Other aid groups say the violence has made it harder to reach women, particularly those who never used the services before and might not know they exist.
Pathfinder, an international aid group providing women with access to sexual and reproductive health services, has largely been cut off from certain areas, especially in the hard-hit eastern region. Motorcycles purchased when the country was calmer cannot be used anymore because they are associated with motorcycle-riding attackers who target villages, said Lydia Saloucou, country director for Pathfinder in Burkina Faso.
“Our plan was to talk with more women, and we’re not able to do this,” she said.
Her team has tried to adapt by personalizing its approach, giving phone numbers of health workers to women in case they need help and relying more on the community health system to communicate information about reproductive services, she said.

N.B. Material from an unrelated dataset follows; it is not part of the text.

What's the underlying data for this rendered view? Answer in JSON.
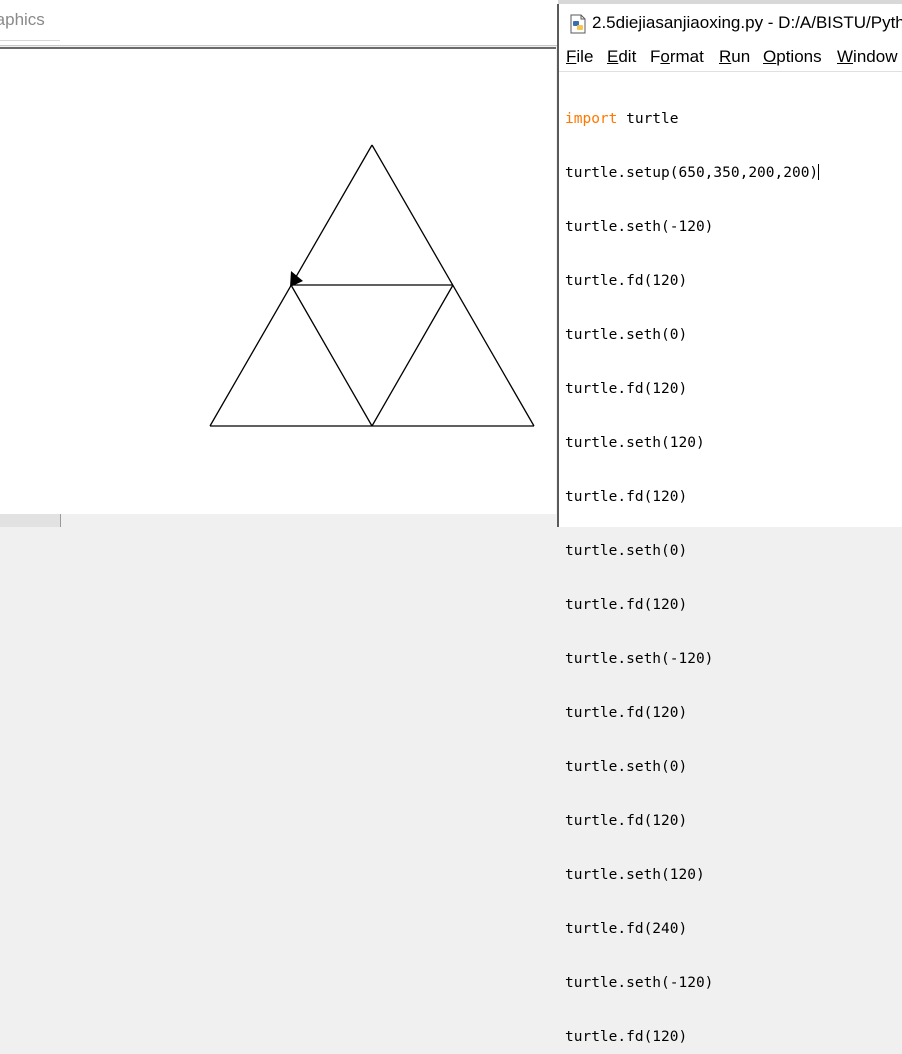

Pathfinder is working with the Ministry of Health to find longer-term solutions to make it easier for women to get help closer to home. “This insecurity will not end early, and we need to adapt,” Saloucou said.
Even in safer, easier-to-reach parts of the country, health workers are struggling to cope because the influx of displaced people is overwhelming clinics.

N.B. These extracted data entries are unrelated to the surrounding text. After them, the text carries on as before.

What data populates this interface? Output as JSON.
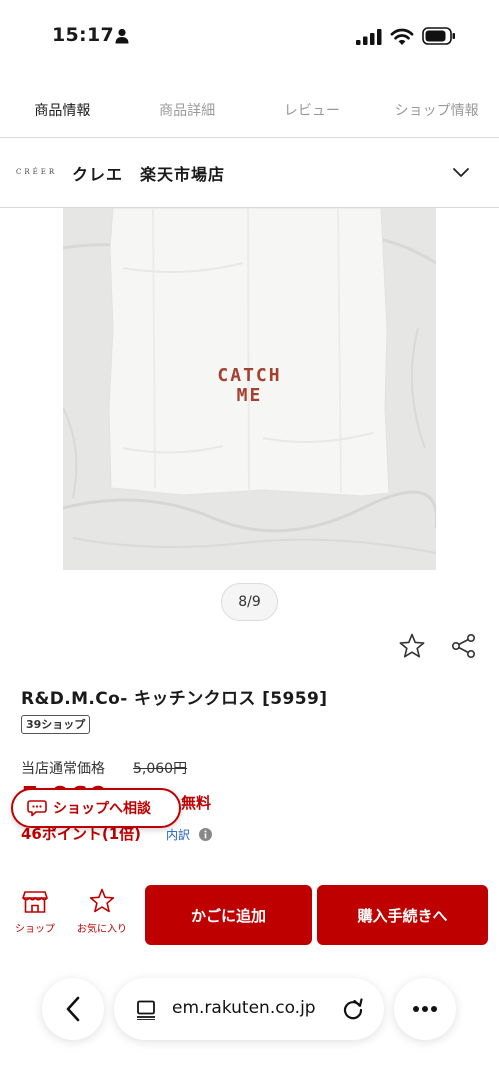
{
  "status_bar": {
    "time": "15:17"
  },
  "tabs": [
    {
      "label": "商品情報",
      "active": true
    },
    {
      "label": "商品詳細",
      "active": false
    },
    {
      "label": "レビュー",
      "active": false
    },
    {
      "label": "ショップ情報",
      "active": false
    }
  ],
  "shop": {
    "logo_text": "CRÉER",
    "name": "クレエ　楽天市場店"
  },
  "gallery": {
    "embroidery_line1": "CATCH",
    "embroidery_line2": "ME",
    "counter": "8/9"
  },
  "product": {
    "title": "R&D.M.Co- キッチンクロス [5959]",
    "badge": "39ショップ",
    "regular_price_label": "当店通常価格",
    "regular_price": "5,060円",
    "sale_price": "5,060",
    "shipping": "無料",
    "points": "46ポイント(1倍)",
    "breakdown": "内訳"
  },
  "consult": {
    "label": "ショップへ相談"
  },
  "actions": {
    "shop_label": "ショップ",
    "favorite_label": "お気に入り",
    "cart_label": "かごに追加",
    "checkout_label": "購入手続きへ"
  },
  "browser": {
    "url": "em.rakuten.co.jp"
  },
  "colors": {
    "accent": "#bf0000",
    "link": "#1f5fbf",
    "divider": "#d9d9d9"
  }
}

Insecurity has shuttered five health centers around Kaya, forcing the area’s main health center to provide care for eight times the usual number of patients, the International Committee of the Red Cross told Devex during a visit to the town in September. ICRC is helping the health facility by providing beds and training for health workers, yet nurses at the hospital’s maternity ward told Devex they have to discharge women 24 hours after giving birth instead of the required 48 hours, because there is nowhere for them to rest.
“There isn’t enough space for everyone,” said Issa Sawadogo, the nurse in charge of the center. At least 80% of the women she sees are displaced, she said.

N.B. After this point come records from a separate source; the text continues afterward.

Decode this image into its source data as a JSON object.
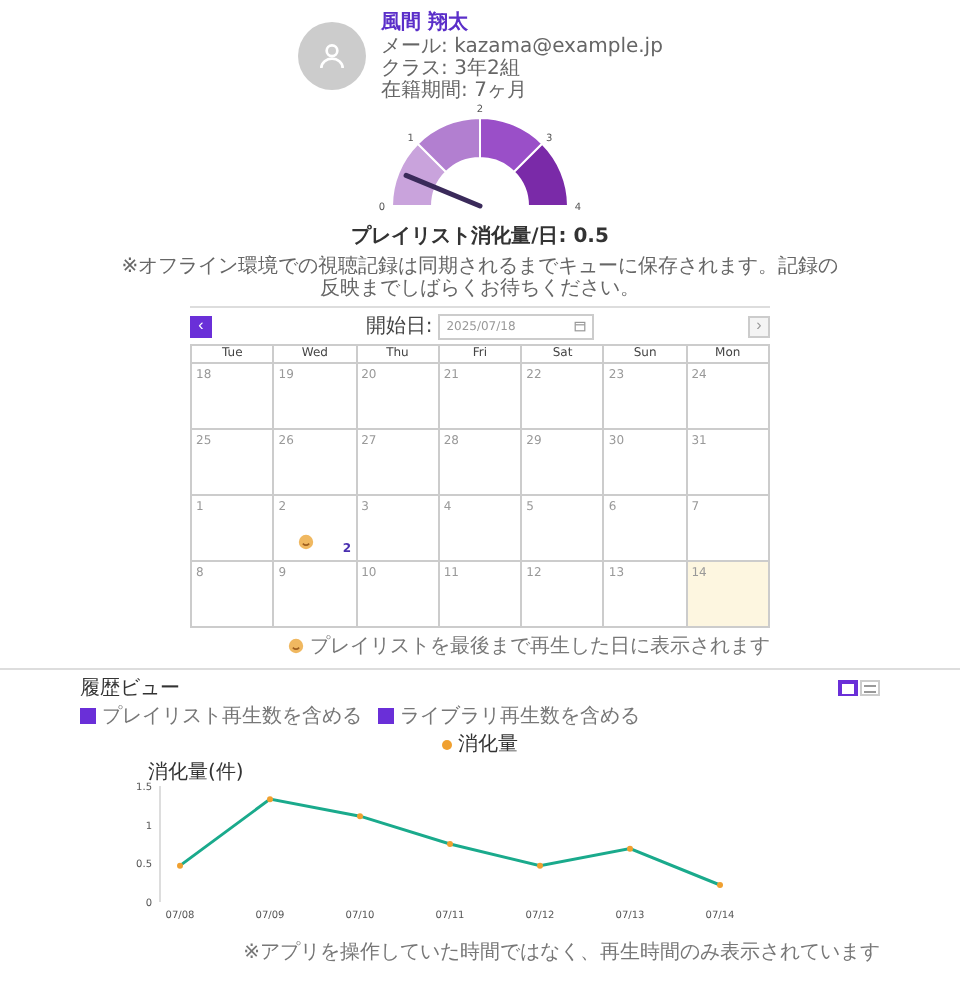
{
  "profile": {
    "name": "風間 翔太",
    "lines": [
      "メール: kazama@example.jp",
      "クラス: 3年2組",
      "在籍期間: 7ヶ月"
    ]
  },
  "gauge": {
    "ticks": [
      "0",
      "1",
      "2",
      "3",
      "4"
    ],
    "label": "プレイリスト消化量/日: 0.5"
  },
  "notice": "※オフライン環境での視聴記録は同期されるまでキューに保存されます。記録の反映までしばらくお待ちください。",
  "calendar": {
    "prev": "‹",
    "next": "›",
    "date_label": "開始日:",
    "date_value": "2025/07/18",
    "weekdays": [
      "Tue",
      "Wed",
      "Thu",
      "Fri",
      "Sat",
      "Sun",
      "Mon"
    ],
    "weeks": [
      [
        {
          "day": "18",
          "today": false,
          "played": false
        },
        {
          "day": "19",
          "today": false,
          "played": false
        },
        {
          "day": "20",
          "today": false,
          "played": false
        },
        {
          "day": "21",
          "today": false,
          "played": false
        },
        {
          "day": "22",
          "today": false,
          "played": false
        },
        {
          "day": "23",
          "today": false,
          "played": false
        },
        {
          "day": "24",
          "today": false,
          "played": false
        }
      ],
      [
        {
          "day": "25",
          "today": false,
          "played": false
        },
        {
          "day": "26",
          "today": false,
          "played": false
        },
        {
          "day": "27",
          "today": false,
          "played": false
        },
        {
          "day": "28",
          "today": false,
          "played": false
        },
        {
          "day": "29",
          "today": false,
          "played": false
        },
        {
          "day": "30",
          "today": false,
          "played": false
        },
        {
          "day": "31",
          "today": false,
          "played": false
        }
      ],
      [
        {
          "day": "1",
          "today": false,
          "played": false
        },
        {
          "day": "2",
          "today": false,
          "played": true,
          "count": "2"
        },
        {
          "day": "3",
          "today": false,
          "played": false
        },
        {
          "day": "4",
          "today": false,
          "played": false
        },
        {
          "day": "5",
          "today": false,
          "played": false
        },
        {
          "day": "6",
          "today": false,
          "played": false
        },
        {
          "day": "7",
          "today": false,
          "played": false
        }
      ],
      [
        {
          "day": "8",
          "today": false,
          "played": false
        },
        {
          "day": "9",
          "today": false,
          "played": false
        },
        {
          "day": "10",
          "today": false,
          "played": false
        },
        {
          "day": "11",
          "today": false,
          "played": false
        },
        {
          "day": "12",
          "today": false,
          "played": false
        },
        {
          "day": "13",
          "today": false,
          "played": false
        },
        {
          "day": "14",
          "today": true,
          "played": false
        }
      ]
    ],
    "legend": "プレイリストを最後まで再生した日に表示されます"
  },
  "history": {
    "title": "履歴ビュー",
    "views": [
      {
        "kind": "chart",
        "selected": true
      },
      {
        "kind": "list",
        "selected": false
      }
    ],
    "filters": [
      {
        "label": "プレイリスト再生数を含める",
        "checked": true
      },
      {
        "label": "ライブラリ再生数を含める",
        "checked": true
      }
    ],
    "chart_data": {
      "type": "line",
      "ylabel": "消化量(件)",
      "categories": [
        "07/08",
        "07/09",
        "07/10",
        "07/11",
        "07/12",
        "07/13",
        "07/14"
      ],
      "series": [
        {
          "name": "消化量",
          "color": "#1aaa8c",
          "marker": "circle",
          "values": [
            0.47,
            1.33,
            1.11,
            0.75,
            0.47,
            0.69,
            0.22
          ]
        }
      ],
      "ylim": [
        0,
        1.5
      ],
      "yticks": [
        0,
        0.5,
        1,
        1.5
      ]
    },
    "footnote": "※アプリを操作していた時間ではなく、再生時間のみ表示されています"
  }
}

Coronavirus restrictions imposed by the country in March, such as closing public transport and restricting movement between cities, have further reduced women’s access to care.
The amount of people getting tested for HIV and other sexually transmitted diseases and using family planning services has decreased by approximately 15% between the last half of 2019 and the first six months of this year, said Boureihiman Ouedraogo, director for the Burkinabe Association for Family Well-Being, a local aid group.
For women already impacted by violence, the virus is just another challenge to overcome.
Last year, 26-year-old Fatimata Sawadogo fled to Kaya when her village was attacked. It took time for her to find a health clinic that could remove the contraceptive implant from her arm, which was not working, she said. But by the time she figured out where to go, she was told not to leave her house due to coronavirus restrictions.
Not wanting to get pregnant, while already struggling to feed and shelter her two children at the displacement site, she refused to have sex with her husband until she could get a new implant.
“I’d prefer not to be pregnant now,” she said. “We already have enough concerns.”